Elle progressait gaiement vers le palais et comptait les lunes qui l’en séparait. Cela ne devait plus être bien long ! Survint cependant un événement imprévu : le silence. À l’instant où elle prit conscience que les « pia, pia » de l’oiseau n’accompagnaient plus ses pas, elle sentit comme un étau lui comprimer l’air dans sa poitrine. Elle manqua d’oxygène, suffoqua.
Un éclair bleuté.
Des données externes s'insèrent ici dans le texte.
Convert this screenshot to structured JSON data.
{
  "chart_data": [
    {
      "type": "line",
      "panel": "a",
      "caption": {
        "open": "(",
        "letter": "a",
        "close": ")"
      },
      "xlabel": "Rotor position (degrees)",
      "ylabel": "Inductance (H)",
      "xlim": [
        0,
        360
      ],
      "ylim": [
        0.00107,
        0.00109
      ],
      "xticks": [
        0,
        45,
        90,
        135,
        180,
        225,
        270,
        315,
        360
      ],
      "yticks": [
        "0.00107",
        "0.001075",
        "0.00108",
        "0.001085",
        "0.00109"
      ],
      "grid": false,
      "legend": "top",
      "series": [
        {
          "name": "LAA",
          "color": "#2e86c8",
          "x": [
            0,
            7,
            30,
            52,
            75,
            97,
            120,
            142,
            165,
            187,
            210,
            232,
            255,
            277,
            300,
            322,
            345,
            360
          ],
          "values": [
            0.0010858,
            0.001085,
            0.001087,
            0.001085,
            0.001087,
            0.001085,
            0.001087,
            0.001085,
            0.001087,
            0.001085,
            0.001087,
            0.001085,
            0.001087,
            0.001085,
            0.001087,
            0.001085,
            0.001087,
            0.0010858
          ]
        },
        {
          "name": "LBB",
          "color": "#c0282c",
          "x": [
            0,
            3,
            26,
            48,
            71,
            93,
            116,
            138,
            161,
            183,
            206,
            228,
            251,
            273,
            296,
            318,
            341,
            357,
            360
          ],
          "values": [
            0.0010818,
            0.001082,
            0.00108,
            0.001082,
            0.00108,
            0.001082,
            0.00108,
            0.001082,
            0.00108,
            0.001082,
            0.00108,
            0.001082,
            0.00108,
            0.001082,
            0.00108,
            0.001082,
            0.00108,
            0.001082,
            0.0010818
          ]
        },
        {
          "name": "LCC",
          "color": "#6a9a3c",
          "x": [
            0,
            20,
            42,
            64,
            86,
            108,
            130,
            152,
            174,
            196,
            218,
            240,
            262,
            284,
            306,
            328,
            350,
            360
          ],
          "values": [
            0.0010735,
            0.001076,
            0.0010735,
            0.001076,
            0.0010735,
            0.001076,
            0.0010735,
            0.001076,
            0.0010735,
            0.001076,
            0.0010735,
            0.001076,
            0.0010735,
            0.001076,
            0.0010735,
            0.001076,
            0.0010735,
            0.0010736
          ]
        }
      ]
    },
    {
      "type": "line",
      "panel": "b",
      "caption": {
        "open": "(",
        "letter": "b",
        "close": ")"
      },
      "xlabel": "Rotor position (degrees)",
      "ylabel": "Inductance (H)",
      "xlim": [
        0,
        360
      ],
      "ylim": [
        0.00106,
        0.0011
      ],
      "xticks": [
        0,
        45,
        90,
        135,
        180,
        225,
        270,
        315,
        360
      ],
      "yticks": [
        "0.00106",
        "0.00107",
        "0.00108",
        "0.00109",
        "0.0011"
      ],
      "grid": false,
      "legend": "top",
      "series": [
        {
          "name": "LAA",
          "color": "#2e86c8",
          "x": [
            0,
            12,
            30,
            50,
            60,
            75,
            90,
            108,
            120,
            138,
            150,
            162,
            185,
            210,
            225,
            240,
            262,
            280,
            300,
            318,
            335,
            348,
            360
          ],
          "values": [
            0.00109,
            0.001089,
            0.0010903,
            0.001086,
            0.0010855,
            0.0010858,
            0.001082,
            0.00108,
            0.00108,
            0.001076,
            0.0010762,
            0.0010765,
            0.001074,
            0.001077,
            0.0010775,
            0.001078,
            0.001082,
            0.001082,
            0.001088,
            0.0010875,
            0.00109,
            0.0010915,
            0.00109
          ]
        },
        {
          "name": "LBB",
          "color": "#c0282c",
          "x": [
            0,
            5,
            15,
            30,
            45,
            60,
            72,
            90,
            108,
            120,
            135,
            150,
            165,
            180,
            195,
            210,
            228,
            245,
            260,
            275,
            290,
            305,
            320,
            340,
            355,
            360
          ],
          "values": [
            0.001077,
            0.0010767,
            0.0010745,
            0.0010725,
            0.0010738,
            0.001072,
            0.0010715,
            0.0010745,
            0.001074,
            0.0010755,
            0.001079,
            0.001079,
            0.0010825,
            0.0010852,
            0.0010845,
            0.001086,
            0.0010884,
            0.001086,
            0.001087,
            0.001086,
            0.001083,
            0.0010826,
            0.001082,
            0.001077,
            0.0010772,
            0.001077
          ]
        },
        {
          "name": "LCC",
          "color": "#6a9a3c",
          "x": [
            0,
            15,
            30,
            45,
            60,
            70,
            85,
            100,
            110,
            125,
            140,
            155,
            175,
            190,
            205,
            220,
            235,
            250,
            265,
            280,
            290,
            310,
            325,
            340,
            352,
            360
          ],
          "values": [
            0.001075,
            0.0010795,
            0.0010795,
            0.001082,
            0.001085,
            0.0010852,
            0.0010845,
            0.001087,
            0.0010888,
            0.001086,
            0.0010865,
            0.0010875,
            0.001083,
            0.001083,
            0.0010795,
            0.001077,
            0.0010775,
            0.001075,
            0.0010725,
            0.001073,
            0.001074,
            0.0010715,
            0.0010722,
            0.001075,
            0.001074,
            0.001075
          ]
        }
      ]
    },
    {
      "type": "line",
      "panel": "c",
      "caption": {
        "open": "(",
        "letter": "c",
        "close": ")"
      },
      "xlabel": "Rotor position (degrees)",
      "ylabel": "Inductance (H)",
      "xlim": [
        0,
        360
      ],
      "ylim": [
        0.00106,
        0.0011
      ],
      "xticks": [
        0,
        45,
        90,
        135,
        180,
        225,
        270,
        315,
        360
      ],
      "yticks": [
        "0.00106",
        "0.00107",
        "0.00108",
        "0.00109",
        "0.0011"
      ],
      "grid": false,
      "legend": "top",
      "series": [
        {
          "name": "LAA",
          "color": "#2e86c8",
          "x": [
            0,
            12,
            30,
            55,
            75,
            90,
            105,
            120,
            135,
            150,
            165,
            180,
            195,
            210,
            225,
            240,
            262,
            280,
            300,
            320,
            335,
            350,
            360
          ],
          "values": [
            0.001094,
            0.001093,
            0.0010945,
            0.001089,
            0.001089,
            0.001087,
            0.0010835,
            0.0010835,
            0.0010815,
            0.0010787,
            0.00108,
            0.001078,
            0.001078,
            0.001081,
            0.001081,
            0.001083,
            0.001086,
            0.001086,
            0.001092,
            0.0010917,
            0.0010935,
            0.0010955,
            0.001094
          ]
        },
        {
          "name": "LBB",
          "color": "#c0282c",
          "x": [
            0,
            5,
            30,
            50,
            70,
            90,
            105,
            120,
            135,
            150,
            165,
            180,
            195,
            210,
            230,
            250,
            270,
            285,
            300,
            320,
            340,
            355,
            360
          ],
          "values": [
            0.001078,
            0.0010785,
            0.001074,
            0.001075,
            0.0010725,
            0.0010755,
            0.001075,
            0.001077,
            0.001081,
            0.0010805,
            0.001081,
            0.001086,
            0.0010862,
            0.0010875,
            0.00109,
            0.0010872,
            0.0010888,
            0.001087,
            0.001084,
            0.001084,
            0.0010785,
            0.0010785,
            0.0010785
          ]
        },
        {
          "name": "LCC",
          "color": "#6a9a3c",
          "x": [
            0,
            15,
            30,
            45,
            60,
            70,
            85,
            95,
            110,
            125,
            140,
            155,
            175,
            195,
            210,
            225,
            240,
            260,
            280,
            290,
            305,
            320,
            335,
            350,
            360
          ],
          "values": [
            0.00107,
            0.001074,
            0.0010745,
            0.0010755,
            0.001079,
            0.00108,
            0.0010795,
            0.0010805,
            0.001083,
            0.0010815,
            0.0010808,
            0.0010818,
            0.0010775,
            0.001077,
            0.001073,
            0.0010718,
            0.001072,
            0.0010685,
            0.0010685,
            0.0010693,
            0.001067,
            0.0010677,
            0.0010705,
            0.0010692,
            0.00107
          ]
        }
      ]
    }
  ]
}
Celui qu’elle considérait désormais comme un ami avait été cloué au sol par une sorte de serpent fait de ronces ensorcelées.
« Ne… crains… rien…. Respire. »
Ces mots que l’oiseau avait difficilement articulés eurent sur elle un effet salvateur : son cœur se remit à fonctionner normalement, libéré de cette paralysie angoissante qui l’avait saisie suite à l’attaque.
Elle voulut secourir son ami mais le reptile qui resserrait subtilement ses anneaux autour de l’oiseau tourna brusquement sa tête vers elle. Pétrifiée une poignée de secondes, elle ne put bouger. Elle réalisa qu’elle avait bloqué sa respiration par peur d’une attaque de l’animal. Ses longues dents crochues et le venin qu’elles contenaient lui promettaient d’agonisantes souffrances.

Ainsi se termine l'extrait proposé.